The first mammal to be cloned was Dolly, the sheep. This was a breakthrough achievement by Ian Wilmut and Keith Campbell, colleagues at the Roslin Institute, Scotland, in 1997. It carries genetic material solely from ewes; that is, Dolly does not have a father. The property of totipotency of cells was exploited for this procedure and nuclear transfer was performed to create this clone.
The ability of a cell to differentiate, divide and develop into all the cells and organs in an organism is called as totipotency. It is one of the specialized characters of embryonic cells. They can form all the organs in the organism and finally, the whole organism. Once differentiated into adult cells, the cells lose their totipotency. For this procedure, totipotency was induced in the cells.
For the process of cloning, a mammary gland (udder) cell was isolated from a donor Finn Dorset ewe. It was subjected to nutrient deprivation for five days to induce a state of dormancy. The growth cycle was discarded and the property of totipotency was reinstated. An ovum (egg) was taken from another ewe, a Scottish Blackface and the nucleus was removed to obtain an enucleated ovum. Then, the dormant mammary cell and the enucleated ovum were fused by electric pulse. This disrupted the outer cell membrane of the mammary gland cell thus exposing the nucleus. This allowed the enucleated ovum to envelop the dormant nucleus. This fused cell now had the power of totipotency. This cell could now multiply and form an embryo or a blastocyst.

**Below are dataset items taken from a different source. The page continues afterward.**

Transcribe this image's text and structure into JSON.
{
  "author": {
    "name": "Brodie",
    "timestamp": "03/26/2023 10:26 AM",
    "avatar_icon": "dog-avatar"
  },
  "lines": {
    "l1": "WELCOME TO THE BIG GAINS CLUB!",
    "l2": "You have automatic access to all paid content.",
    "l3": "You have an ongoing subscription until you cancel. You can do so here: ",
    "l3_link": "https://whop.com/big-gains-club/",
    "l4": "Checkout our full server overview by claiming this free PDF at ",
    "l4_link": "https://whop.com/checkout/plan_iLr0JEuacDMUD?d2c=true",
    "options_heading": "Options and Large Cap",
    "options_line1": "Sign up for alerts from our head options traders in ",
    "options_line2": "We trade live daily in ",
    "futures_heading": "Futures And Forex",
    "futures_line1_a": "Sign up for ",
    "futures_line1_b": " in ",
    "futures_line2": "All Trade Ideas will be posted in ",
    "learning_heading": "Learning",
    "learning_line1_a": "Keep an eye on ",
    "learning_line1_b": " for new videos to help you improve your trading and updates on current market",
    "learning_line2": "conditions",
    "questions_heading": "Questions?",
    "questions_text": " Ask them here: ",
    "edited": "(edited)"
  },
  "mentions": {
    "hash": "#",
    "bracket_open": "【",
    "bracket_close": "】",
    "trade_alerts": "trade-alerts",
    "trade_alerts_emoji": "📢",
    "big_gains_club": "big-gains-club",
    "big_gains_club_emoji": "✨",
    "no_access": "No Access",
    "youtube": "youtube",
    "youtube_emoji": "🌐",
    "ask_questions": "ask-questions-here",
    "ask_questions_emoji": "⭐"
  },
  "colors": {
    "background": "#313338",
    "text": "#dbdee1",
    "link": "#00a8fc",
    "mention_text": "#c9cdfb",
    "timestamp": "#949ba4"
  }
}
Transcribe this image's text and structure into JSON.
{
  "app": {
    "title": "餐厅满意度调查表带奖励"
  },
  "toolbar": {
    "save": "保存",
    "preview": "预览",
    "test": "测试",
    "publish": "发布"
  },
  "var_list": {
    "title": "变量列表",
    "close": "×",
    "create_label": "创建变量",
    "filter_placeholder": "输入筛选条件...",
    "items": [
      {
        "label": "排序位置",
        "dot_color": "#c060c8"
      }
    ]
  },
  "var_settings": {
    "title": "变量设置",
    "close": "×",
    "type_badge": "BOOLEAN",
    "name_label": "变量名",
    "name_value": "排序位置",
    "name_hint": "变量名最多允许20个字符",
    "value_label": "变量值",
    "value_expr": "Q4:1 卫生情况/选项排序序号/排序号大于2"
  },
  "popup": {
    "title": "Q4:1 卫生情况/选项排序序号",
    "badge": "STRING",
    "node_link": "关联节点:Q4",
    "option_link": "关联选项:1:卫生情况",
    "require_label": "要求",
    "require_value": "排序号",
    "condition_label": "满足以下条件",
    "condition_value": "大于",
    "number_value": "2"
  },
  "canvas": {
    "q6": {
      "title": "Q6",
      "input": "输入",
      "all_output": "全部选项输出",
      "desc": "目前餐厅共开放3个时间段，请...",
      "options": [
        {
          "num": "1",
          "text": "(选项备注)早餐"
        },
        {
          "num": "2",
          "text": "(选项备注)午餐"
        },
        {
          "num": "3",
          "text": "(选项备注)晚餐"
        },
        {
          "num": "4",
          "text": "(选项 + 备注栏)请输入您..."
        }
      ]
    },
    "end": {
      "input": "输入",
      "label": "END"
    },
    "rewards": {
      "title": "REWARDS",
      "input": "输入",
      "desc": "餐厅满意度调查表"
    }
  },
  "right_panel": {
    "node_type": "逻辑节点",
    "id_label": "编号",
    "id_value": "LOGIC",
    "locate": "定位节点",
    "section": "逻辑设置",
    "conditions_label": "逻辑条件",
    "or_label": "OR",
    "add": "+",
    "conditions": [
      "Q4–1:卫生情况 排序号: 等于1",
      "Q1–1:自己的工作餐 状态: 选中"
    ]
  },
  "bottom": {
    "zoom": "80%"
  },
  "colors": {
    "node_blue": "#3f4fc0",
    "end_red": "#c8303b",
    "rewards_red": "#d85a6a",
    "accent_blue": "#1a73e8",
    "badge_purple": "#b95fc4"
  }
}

This embryo was monitored for normal development which was confirmed for six days. It was then implanted in the womb of a surrogate mother. Wilmut and Campbell performed two hundred and seventy seven of these implantations of which they achieved thirteen successful pregnancies. Of these, only one resulted in live birth. Since she carried the nucleus from the Finn Dorset ewe, Dolly was a Finn Dorset too.
Dolly was born on 5th July 1996. Most genetically cloned animals are born with birth defects. However, no such problem was observed in this sheep. She was observed trying to get on her feet and suckle within minutes of being born. Her birth was kept quiet for some time to allow the research team to put together the results of the experiment to be published. When the news was announced, it took the world by storm.
Dolly lived her entire life at the Roslin Institute, Edinburg. Dolly was allowed to breed with a Welsh Mountain ram that resulted in the birth of six offspring. At age five, Dolly began to develop complications in her joints and developed arthritis. But, anti-inflammatory drugs took care of the problem. Dolly survived for six years before she was euthanized because she was suffering from arthritis and lung problems. Several cloned animals had died of sheep pulmonary adenomatosis (SPA) which was a little known disease of the lungs that caused the growth of pulmonary tumors. SPA did not have any known cure. In spite of regular monitoring and health checks, tumors were found to be growing in Dolly's lungs. These problems could have arisen due to the indoor housing of the sheep. After this confirmation, it was decided to euthanize Dolly. So, on 14th February 2003, the six-year old Dolly was finally put to sleep. Today, the stuffed remains of Dolly are displayed in the Museum of Scotland, Edinburg.
The life expectancy of a Finn Dorset was about twelve years. It has been speculated that this shortened lifespan is due to the usage of somatic cells taken from six-year old sheep. It is possible that the cloned embryo was genetically six years old when implanted itself. This idea is supported by the discovery of shortened telomeres, indicators of ageing, found on Dolly.
Cloning of animals may be important in the future for production of transgenic livestock, although, the process has to yield viable offspring. Early cloning experiments involved injecting the DNA of interest into a fertilized egg and then allowing the embryo to grow. However, the success rate was quite low. Since the genetic material for the clones are obtained from existing species, there is no fear of introducing unfamiliar genes into the environment or increasing the gene diversity, unknowingly.